The Kapus say their problem—and their hiring Mr. Oguss—stems from a personality conflict between the dogs and neighbor Jack Sailer, a 75-year-old retired hospital broker from Texas who reported their dogs to the police. "He's a creepy old man who stares at us through the bushes," says Mr. Kapu, 28 years old, who runs an organic farm on the one-acre property with his wife, 27. "The dogs bark when they see him."

Mr. Sailer says he harbors no ill will and chuckles at being called creepy. He says trouble started after the Kapus started the organic farm. "The dogs would start barking at six in the morning and still be barking at nine in the evening."

Police issued the couple a citation with a $25 fine, then four more with fines totaling $575. The Kapus cut a plea deal with the prosecutor: He would dismiss their last four citations if they agreed to dog counseling and if their hounds avoided barking violations during a six-month probation.

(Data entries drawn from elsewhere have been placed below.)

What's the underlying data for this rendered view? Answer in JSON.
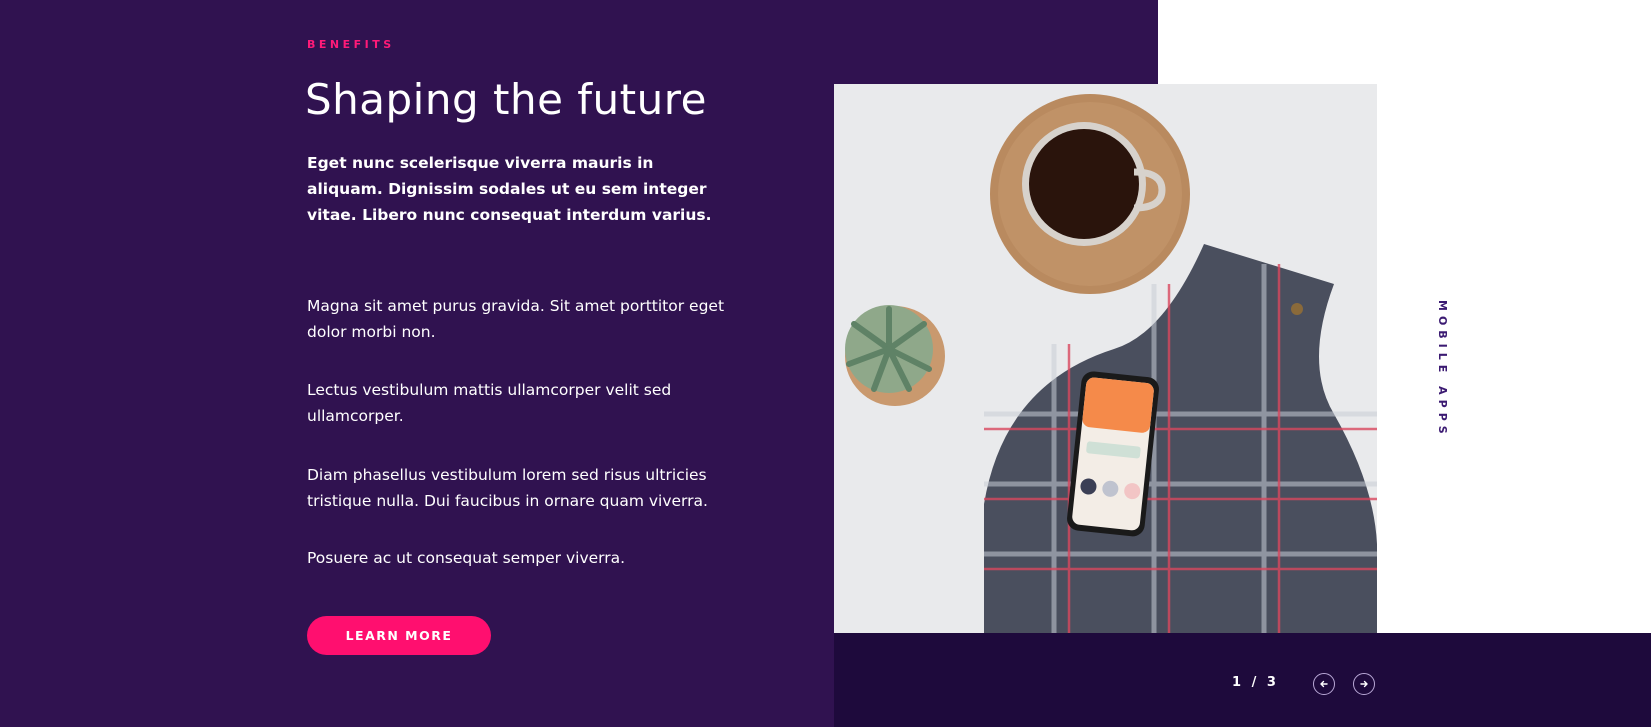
{
  "section": {
    "eyebrow": "BENEFITS",
    "title": "Shaping the future",
    "lead": "Eget nunc scelerisque viverra mauris in aliquam. Dignissim sodales ut eu sem integer vitae. Libero nunc consequat interdum varius.",
    "paragraphs": [
      "Magna sit amet purus gravida. Sit amet porttitor eget dolor morbi non.",
      "Lectus vestibulum mattis ullamcorper velit sed ullamcorper.",
      "Diam phasellus vestibulum lorem sed risus ultricies tristique nulla. Dui faucibus in ornare quam viverra.",
      "Posuere ac ut consequat semper viverra."
    ],
    "button_label": "LEARN MORE"
  },
  "slider": {
    "category_label": "MOBILE APPS",
    "current": "1",
    "separator": "/",
    "total": "3",
    "prev_icon": "arrow-left-icon",
    "next_icon": "arrow-right-icon"
  },
  "colors": {
    "purple_panel": "#301250",
    "dark_bar": "#1e0a3c",
    "accent_pink": "#ff1a78",
    "label_purple": "#3b1a72"
  }
}
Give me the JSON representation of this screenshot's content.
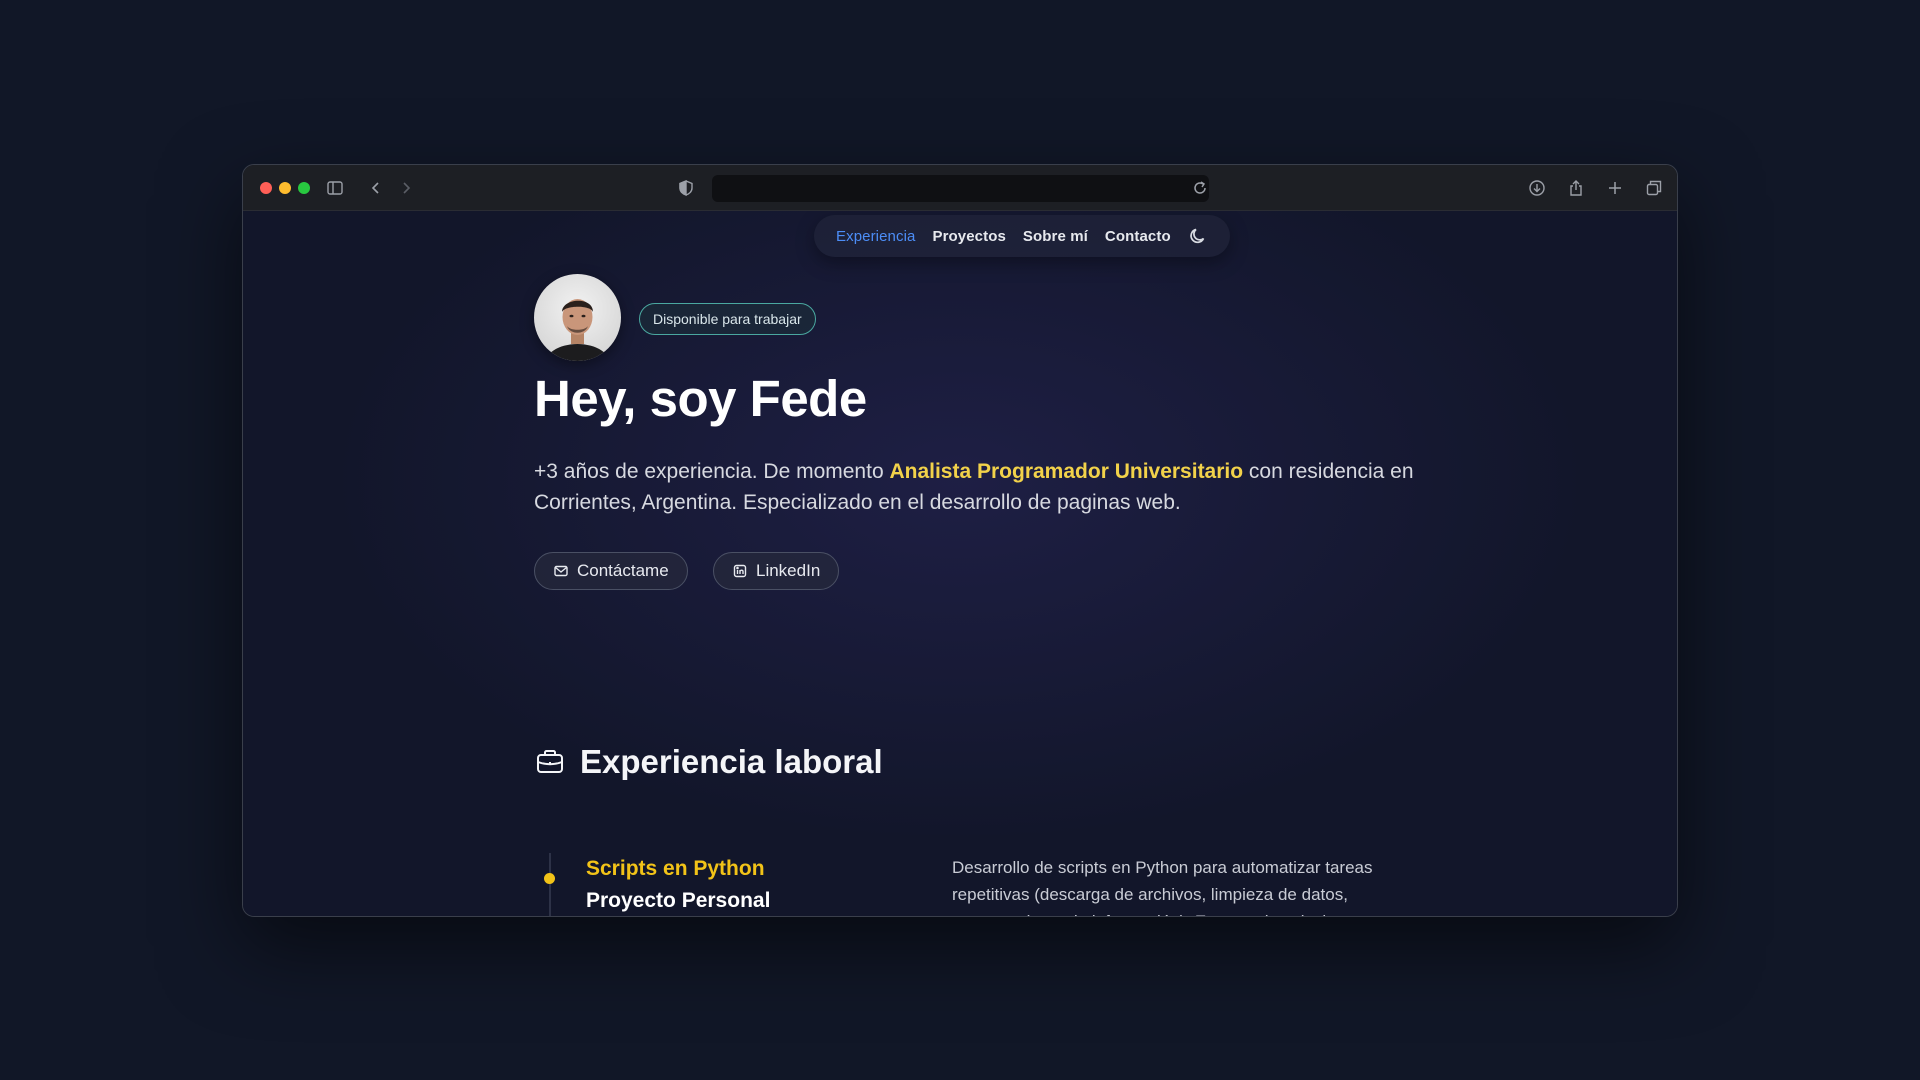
{
  "browser": {
    "url": "",
    "icons": [
      "sidebar-icon",
      "back-icon",
      "forward-icon",
      "shield-icon",
      "reload-icon",
      "download-icon",
      "share-icon",
      "new-tab-icon",
      "tabs-overview-icon"
    ]
  },
  "nav": {
    "items": [
      "Experiencia",
      "Proyectos",
      "Sobre mí",
      "Contacto"
    ],
    "active": "Experiencia",
    "theme_icon": "moon-icon"
  },
  "hero": {
    "badge": "Disponible para trabajar",
    "title": "Hey, soy Fede",
    "intro_before": "+3 años de experiencia. De momento ",
    "intro_highlight": "Analista Programador Universitario",
    "intro_after": " con residencia en Corrientes, Argentina. Especializado en el desarrollo de paginas web.",
    "buttons": {
      "contact": "Contáctame",
      "linkedin": "LinkedIn"
    }
  },
  "experience": {
    "section_title": "Experiencia laboral",
    "items": [
      {
        "role": "Scripts en Python",
        "company": "Proyecto Personal",
        "description": "Desarrollo de scripts en Python para automatizar tareas repetitivas (descarga de archivos, limpieza de datos, procesamiento de información). Entrega de soluciones"
      }
    ]
  },
  "colors": {
    "background": "#111727",
    "accent_yellow": "#f2c318",
    "nav_active": "#4c8df6",
    "badge_border": "#4aa8a0"
  }
}
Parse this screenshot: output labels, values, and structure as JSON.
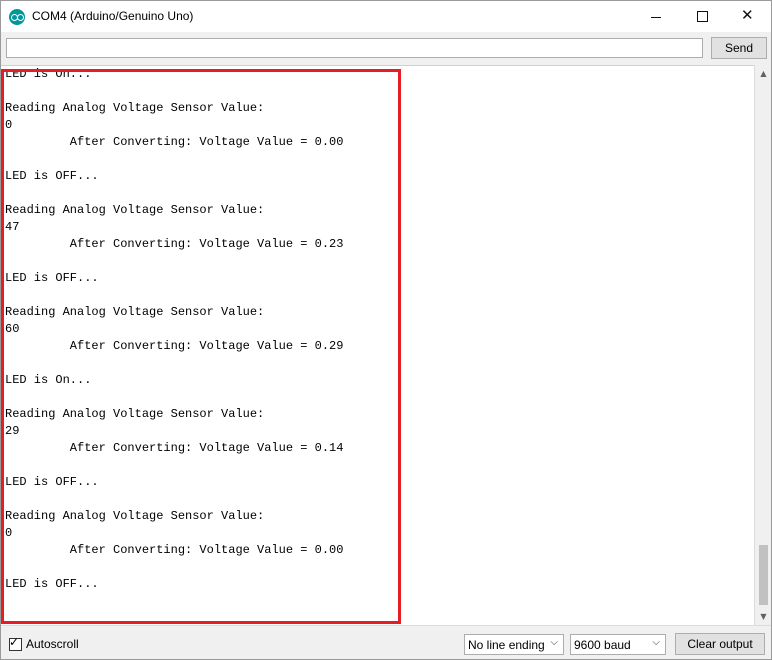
{
  "window": {
    "title": "COM4 (Arduino/Genuino Uno)",
    "controls": {
      "minimize": "minimize-icon",
      "maximize": "maximize-icon",
      "close": "close-icon"
    }
  },
  "send": {
    "input_value": "",
    "button_label": "Send"
  },
  "output": {
    "lines": [
      "LED is On...",
      "",
      "Reading Analog Voltage Sensor Value:",
      "0",
      "         After Converting: Voltage Value = 0.00",
      "",
      "LED is OFF...",
      "",
      "Reading Analog Voltage Sensor Value:",
      "47",
      "         After Converting: Voltage Value = 0.23",
      "",
      "LED is OFF...",
      "",
      "Reading Analog Voltage Sensor Value:",
      "60",
      "         After Converting: Voltage Value = 0.29",
      "",
      "LED is On...",
      "",
      "Reading Analog Voltage Sensor Value:",
      "29",
      "         After Converting: Voltage Value = 0.14",
      "",
      "LED is OFF...",
      "",
      "Reading Analog Voltage Sensor Value:",
      "0",
      "         After Converting: Voltage Value = 0.00",
      "",
      "LED is OFF..."
    ],
    "highlight_color": "#e81c24"
  },
  "bottom": {
    "autoscroll_label": "Autoscroll",
    "autoscroll_checked": true,
    "line_ending": "No line ending",
    "baud": "9600 baud",
    "clear_label": "Clear output"
  },
  "colors": {
    "accent": "#00979c"
  }
}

Sizing up his patients, Mr. Oguss metes out advice. Let the dogs know who's boss, he says, teaching Mr. and Ms. Kapus, for example, not to let their dogs walk ahead of them.

But there may be a fundamental problem: Mr. Oguss suspects Kala and Kamakani bark unnecessarily because they are kept in an enclosure that is about 10,000 square feet part of the day with three goats. "There's very little for them to do," Mr. Oguss says. "Barking is their TV."

The two dogs have learned to pipe down long enough for the county to dismiss the four citations. They aren't out of the woods yet. "If the Kapus re-offend within six months," Mr. Oguss says, "then the matter will be revisited."

Write to Jim Carlton at jim.carlton@wsj.com

Corrections & Amplifications The pair of dogs featured in this article are kept in an enclosure that is about 10,000 square feet only part of the day, according to their owners. An earlier version of this article said the enclosure was 20-feet-by-20-feet, or 400 square feet, and implied that the dogs spent most of their day in it. Also, Hawaii County refers some dog owners to trainer Carl Oguss in an effort to reduce nuisance barking. An earlier version of the headline incorrectly implied that the county refers people to more than one trainer.